When we pass the copper fountain, something changes in him, an electric current amped up. Under the orangery arches, he squeezes through a slim gap between a group of tourists and then, he rushes along the path in front of Holland House. I don’t call after him. I know where he is going. I find him at the bench opposite the football pitches. It’s the bench he took me to see the primroses.
After he tells me about Mama, he gives me a choice, I can stay at Wyatt or go back to London with him. I go with him. I am frightened. Something is coming, I can feel it, tremoring at the back of my mind, distant at first but picking up speed. I don’t want to be with new people, pretending everything’s okay.

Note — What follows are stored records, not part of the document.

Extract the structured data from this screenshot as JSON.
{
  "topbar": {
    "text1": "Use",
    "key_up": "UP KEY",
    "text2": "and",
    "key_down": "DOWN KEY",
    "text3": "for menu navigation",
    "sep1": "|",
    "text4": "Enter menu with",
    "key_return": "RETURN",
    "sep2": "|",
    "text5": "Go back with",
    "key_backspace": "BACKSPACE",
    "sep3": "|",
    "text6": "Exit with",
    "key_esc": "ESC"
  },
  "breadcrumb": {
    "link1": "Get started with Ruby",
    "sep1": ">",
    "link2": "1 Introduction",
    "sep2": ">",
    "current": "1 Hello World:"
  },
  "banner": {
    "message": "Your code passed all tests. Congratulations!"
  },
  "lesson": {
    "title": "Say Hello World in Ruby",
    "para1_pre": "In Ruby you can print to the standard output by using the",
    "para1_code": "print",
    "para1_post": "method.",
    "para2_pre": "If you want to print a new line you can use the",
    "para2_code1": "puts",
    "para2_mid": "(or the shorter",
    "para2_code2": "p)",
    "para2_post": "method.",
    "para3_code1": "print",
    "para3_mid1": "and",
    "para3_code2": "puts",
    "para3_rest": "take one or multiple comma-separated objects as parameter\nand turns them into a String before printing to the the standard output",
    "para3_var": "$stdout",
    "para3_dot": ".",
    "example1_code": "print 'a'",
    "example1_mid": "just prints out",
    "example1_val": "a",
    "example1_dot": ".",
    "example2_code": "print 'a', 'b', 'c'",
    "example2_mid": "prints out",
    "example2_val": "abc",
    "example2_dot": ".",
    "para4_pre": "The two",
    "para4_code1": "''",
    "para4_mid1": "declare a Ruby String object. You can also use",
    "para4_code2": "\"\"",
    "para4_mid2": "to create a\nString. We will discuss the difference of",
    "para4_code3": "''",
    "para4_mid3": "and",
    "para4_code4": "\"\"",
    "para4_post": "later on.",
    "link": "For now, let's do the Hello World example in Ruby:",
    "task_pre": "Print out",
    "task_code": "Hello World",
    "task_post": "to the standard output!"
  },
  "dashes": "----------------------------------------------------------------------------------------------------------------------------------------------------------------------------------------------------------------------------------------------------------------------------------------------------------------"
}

It is not the funeral that brings me really low, because there isn’t one. Daniel says he can’t bear the thought of people he doesn’t know – her pupils, members of orchestras and quartets – he doesn’t want them to offer him hugs or shake his hand or tell them their memories of her, but if I want a big funeral, of course he’ll organise one. I shake my head, struck by the fact that, in my grief, I am not alone, that there are things he cannot bear either.